Si on est dans l'opposition, ce que je ne me projette pas, moi, je me bats avec un Gabriel Attal, avec Anne-Edouard Philippe pour constituer ce bloc central, il faudra être très, très vigilant sur tout ce qui pourra aller à l'encontre et de l'État de droit, de la stabilité économique et des alliances européennes et internationales. Très, très vigilant.
Vous avez embrassé la cause du macronisme dès le début de cette aventure. Quel est son avenir maintenant ? Ce sont des écuries présidentielles, chacun pour soi. Emmanuel Macron ne peut pas se représenter, cette dissolution-là affaiblit.
Moi, je crois en la promesse républicaine. C'est que quand on travaille, quand on respecte la loi, on doit pouvoir se construire une meilleure vie pour soi et pour ses enfants. Et donc, c'est ça que les Français attendent. C'est ça que les Français attendent. Ça veut dire être fort sur le travail, sur les services publics, sur la question du régalien et de la règle commune. C'est ça que les Français attendent. Et c'est ce pourquoi j'ai envie de me battre. C'est pour ça que j'ai toujours voulu avoir un engagement politique et que je continuerai à le faire.
Revenons à votre circonscription. Vous affrontez un maire, le maire du 17e, Geoffroy Boulard, un républicain. Ça change la donne ? C'est un combat atypique ?
Alors moi, j'ai regretté qu'on ne puisse pas s'entendre. Je l'avais proposé à M. Boulard, avec lequel je travaille par ailleurs dans le cadre de mon mandat, puisqu'il y a aussi beaucoup d'interactions entre un député et un maire, et c'est bien normal. Ça n'a pas été le choix. Moi, je fais une campagne qui allie le local et le national. Mais il ne faut pas se tromper d'enjeux sur cette élection. Cette élection, elle est nationale. Cette élection, elle est existentielle. Et certains en font une pré-municipale. Oui, je ne veux pas faire de procès à quiconque. Mais en tout cas, moi, je me base sur une élection qui est d'abord nationale et qui est existentielle. Voilà, Paris arrivera plus tard.

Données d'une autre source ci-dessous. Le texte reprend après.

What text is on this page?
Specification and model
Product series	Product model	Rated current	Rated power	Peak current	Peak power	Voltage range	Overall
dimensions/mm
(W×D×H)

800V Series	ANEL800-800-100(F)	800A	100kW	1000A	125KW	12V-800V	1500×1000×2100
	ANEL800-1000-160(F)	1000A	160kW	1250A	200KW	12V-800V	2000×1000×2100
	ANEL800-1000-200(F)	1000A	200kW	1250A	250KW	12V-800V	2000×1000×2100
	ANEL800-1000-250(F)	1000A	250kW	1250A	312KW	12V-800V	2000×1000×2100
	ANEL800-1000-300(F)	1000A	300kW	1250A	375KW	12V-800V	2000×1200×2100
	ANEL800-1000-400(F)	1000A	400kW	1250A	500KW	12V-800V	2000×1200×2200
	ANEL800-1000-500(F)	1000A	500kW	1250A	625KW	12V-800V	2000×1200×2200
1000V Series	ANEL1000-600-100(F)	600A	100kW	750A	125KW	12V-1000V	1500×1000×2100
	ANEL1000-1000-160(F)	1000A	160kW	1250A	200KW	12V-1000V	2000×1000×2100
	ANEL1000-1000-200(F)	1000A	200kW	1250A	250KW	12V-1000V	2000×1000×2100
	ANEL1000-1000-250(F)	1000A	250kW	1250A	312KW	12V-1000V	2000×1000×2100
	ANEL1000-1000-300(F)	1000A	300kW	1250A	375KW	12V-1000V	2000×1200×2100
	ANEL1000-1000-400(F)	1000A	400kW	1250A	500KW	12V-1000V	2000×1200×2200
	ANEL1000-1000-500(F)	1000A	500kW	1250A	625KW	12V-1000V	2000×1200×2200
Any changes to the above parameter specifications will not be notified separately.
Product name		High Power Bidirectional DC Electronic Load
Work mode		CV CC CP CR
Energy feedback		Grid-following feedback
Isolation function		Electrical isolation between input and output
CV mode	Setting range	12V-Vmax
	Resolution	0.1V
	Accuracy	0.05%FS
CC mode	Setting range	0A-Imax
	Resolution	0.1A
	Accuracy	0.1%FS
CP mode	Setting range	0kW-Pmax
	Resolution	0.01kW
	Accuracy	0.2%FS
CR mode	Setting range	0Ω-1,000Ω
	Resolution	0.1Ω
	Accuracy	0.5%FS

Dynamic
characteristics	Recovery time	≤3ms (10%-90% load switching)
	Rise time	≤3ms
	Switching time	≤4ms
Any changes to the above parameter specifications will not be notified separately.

En ce moment, c'est le pays, c'est l'équilibre, c'est l'ancrage, c'est une forme de stabilité pour les prochaines années.
La majorité absolue pour le RN, vous le craignez vraiment ? Ou ça vous semble quand même inaccessible ?
Je pense qu'il ne faut exclure aucune hypothèse aujourd'hui. Il ne faut exclure aucune hypothèse. Et elle est sur la table.
Beaucoup de procuration aussi chez vous ?
Beaucoup de procuration. Alors, il y a l'effet vacances, mais il y a l'effet aussi sursaut.
Mobilisation.
Mobilisation. Et on est en train de les traiter.
Eh bien, nous regarderons ça dimanche soir. Astrid Panossian-Bouvet, merci beaucoup d'être venu. Bonne journée, bonne fin de campagne. Merci, bonne journée. Merci Christophe Barbier, qu'on retrouvera bien sûr demain dans le Morning, cette fois-ci présenté par Ilana Ferradian. Votre invité, ce sera bien Mohamed L'Aquila, député candidat dans la 11e circonscription des Bouches-du-Rhône. Tout à fait, nous irons dans le Sud. Très bien, à demain.